Online Databases & Libraries

These online resources contain lists of chemicals that may be detected using non-targeted analysis as well as information about the chemicals such as structures, molecular properties, mass spectral data, and/or toxicity information.

PubChem (https://pubchem.ncbi.nlm.nih.gov/) is an open chemistry database at the National Institutes of Health (NIH). Since the launch in 2004, PubChem has become a key chemical information resource for scientists, students, and the general public. PubChem mostly contains small molecules, but also larger molecules such as nucleotides, carbohydrates, lipids, peptides, and chemically-modified macromolecules. They collect information on chemical structures, identifiers, chemical and physical properties, biological activities, patents, health, safety, toxicity data, and many others.

ChemSpider (http://www.chemspider.com/) is a free chemical structure database providing fast access to over 90 million structures, properties, and associated information. By integrating and linking compounds from hundreds of high-quality data sources, ChemSpider enables researchers to discover the most comprehensive view of freely available chemical data from a single online search. It is owned by the Royal Society of Chemistry.
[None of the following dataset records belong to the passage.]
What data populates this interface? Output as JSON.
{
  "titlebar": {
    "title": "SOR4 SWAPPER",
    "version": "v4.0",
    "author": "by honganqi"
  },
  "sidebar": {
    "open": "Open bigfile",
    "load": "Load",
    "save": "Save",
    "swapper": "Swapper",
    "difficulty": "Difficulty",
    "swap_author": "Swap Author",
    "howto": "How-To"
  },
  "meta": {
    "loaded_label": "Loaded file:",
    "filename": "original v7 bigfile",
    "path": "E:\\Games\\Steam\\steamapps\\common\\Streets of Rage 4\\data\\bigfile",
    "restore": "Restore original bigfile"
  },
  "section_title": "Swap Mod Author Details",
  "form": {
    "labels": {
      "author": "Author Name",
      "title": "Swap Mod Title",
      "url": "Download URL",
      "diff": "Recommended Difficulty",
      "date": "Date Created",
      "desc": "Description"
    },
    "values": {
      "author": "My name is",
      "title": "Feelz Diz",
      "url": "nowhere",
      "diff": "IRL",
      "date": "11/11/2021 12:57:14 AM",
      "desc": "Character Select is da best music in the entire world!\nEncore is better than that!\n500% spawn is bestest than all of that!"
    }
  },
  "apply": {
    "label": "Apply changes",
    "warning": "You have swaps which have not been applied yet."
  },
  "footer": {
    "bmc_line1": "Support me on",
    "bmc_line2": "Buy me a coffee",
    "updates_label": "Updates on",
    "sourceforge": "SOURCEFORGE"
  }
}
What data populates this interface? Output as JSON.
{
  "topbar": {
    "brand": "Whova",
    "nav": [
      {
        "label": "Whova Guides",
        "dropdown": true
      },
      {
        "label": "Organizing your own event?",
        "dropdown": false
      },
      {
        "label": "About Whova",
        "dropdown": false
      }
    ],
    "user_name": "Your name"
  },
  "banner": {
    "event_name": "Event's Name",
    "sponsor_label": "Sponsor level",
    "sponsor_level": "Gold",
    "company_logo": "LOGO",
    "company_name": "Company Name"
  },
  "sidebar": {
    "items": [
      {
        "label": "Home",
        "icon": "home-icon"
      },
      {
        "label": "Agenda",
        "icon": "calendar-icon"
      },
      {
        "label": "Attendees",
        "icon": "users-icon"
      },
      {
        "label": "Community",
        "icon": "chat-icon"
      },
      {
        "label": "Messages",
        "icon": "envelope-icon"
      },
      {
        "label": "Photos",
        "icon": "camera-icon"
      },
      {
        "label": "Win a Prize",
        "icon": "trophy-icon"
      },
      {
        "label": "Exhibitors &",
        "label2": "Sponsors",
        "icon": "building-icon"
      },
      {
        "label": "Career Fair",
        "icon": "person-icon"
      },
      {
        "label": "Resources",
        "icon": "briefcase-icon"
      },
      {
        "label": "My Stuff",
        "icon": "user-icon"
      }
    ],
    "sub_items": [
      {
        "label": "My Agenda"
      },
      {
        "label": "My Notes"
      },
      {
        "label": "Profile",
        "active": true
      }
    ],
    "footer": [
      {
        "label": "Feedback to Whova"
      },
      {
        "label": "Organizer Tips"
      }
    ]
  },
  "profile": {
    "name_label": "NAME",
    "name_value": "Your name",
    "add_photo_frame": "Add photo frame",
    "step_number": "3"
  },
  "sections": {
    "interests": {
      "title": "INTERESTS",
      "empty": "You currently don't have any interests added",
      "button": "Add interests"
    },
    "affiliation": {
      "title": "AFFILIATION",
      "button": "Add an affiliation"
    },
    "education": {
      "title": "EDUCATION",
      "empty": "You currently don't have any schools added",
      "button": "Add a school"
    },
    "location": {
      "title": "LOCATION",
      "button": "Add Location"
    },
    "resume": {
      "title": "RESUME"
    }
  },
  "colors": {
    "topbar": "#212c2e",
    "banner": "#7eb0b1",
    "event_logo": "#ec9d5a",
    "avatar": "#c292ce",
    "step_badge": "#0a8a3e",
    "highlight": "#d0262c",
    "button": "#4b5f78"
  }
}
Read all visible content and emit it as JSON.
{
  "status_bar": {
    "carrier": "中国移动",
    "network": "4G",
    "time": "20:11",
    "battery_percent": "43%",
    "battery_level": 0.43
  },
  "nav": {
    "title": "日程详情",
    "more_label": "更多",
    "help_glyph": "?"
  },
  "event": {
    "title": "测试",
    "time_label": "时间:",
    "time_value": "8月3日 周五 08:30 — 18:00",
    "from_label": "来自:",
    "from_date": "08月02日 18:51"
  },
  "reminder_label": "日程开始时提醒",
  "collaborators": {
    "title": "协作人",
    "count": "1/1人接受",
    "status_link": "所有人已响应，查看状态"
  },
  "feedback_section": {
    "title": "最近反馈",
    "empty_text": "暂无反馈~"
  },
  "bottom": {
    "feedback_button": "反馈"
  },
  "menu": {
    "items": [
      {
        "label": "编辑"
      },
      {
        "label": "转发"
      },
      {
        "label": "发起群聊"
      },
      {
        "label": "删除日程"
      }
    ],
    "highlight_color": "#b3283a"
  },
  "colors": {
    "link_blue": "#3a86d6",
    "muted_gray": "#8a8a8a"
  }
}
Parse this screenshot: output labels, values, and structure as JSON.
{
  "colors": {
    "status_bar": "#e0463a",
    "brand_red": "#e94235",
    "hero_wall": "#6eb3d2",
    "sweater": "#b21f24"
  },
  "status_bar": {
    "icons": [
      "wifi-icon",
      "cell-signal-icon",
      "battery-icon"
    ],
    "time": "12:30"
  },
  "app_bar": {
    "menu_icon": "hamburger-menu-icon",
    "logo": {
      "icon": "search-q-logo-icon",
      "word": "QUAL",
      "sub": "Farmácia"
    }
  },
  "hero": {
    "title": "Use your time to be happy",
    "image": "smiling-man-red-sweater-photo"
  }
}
ChEBI (https://www.ebi.ac.uk/chebi/) is a freely available dictionary of molecular entities focused on ‘small’ chemical compounds. The term ‘molecular entity’ refers to any constitutionally or isotopically distinct atom, molecule, ion, ion pair, radical, radical ion, complex, conformer, etc., identifiable as a separately distinguishable entity. The molecular entities in question are either products of nature or synthetic products used to intervene in the processes of living organisms. ChEBI incorporates an ontological classification, whereby the relationships between molecular entities or classes of entities and their parents and/or children are specified.

CompTox Chemicals Dashboard (https://comptox.epa.gov/dashboard) is a part of a suite of databases and web applications developed by the US Environmental Protection Agency’s Chemical Safety for Sustainability Research Program. These databases and apps support EPA’s computational toxicology research efforts to develop innovative methods to change how chemicals are currently evaluated for potential health risks. EPA researchers integrate advances in biology, biotechnology, chemistry, and computer science to identify important biological processes that may be disrupted by the chemicals. The combined information helps prioritize chemicals based on potential health risks.

MassBank of North America (MoNA) (https://mona.fiehnlab.ucdavis.edu/) is a metadata-centric, auto-curating repository designed for efficient storage and querying of mass spectral records. It intends to serve as a the framework for a centralized, collaborative database of metabolite mass spectra, metadata and associated compounds. MoNA currently contains over 200,000 mass spectral records from experimental and in silico libraries as well as from user contributions.

MassBank (Europe) (https://massbank.eu/MassBank/) is a member of the MassBank Consortium (https://github.com/MassBank) alongside the founding MassBank of Japan (http://massbank.jp/) and MassBank of North America (https://massbank.us). The aim of the European MassBank is to provide an open access and vendor-independent repository for mass spectral data, to support the screening and identification of unknown compounds, with a particular focus on environmental samples due to members of the European community.  MassBank.EU now contains >88,000 spectra of >16,500 compounds from >40 instrument/ionisation types and >45 contributors. 

The NIST Chemistry Webbook (https://webbook.nist.gov/) provides users with easy access to chemical and physical property data for chemical species through the internet. The data provided in the site are from collections maintained by the NIST Standard Reference Data Program and outside contributors. Mass spectra are provided from the NIST Mass Spectrometry Data Center. Supplementary data, such as the source of the spectrum, instrument type, instrument parameters, and the EPA MS number are displayed below the spectrum.

mzCloud (https://www.mzcloud.org/) is a mass spectral database that assists analysts in identifying compounds in areas such as life sciences, metabolomics, pharmaceutical research, toxicology, forensic investigations, environmental analysis, food control and various industrial applications. mzCloud™ features a freely searchable collection of high resolution/accurate mass spectra using a new third generation spectra correlation algorithm. Online access to the database is free of charge and no registration is required.

The NIST MS Data Center (https://chemdata.nist.gov/dokuwiki/doku.php?id=chemdata:start) site provides information and access to NIST mass spectral data products including EI and tandem MS libraries (small molecule and peptide), a GC retention index collection as well as certain freely available, specialized spectral libraries. Freely available data analysis tools include AMDIS (Automated Mass Spectral Deconvolution and Identification System for GC/MS), the Mass Spectrum Interpreter (connects chemical structures with mass spectra), and the Mass Spectral Digitizer Program.

METLIN (https://metlin.scripps.edu) is a data management system to assist in metabolite and chemical entity identification by providing public access to its repository of comprehensive MS/MS metabolite data. METLIN’s annotated list of molecular standards include metabolites and other chemical entities. The METLIN database was developed and is maintained solely by the Siuzdak laboratory at The Scripps Research Institute.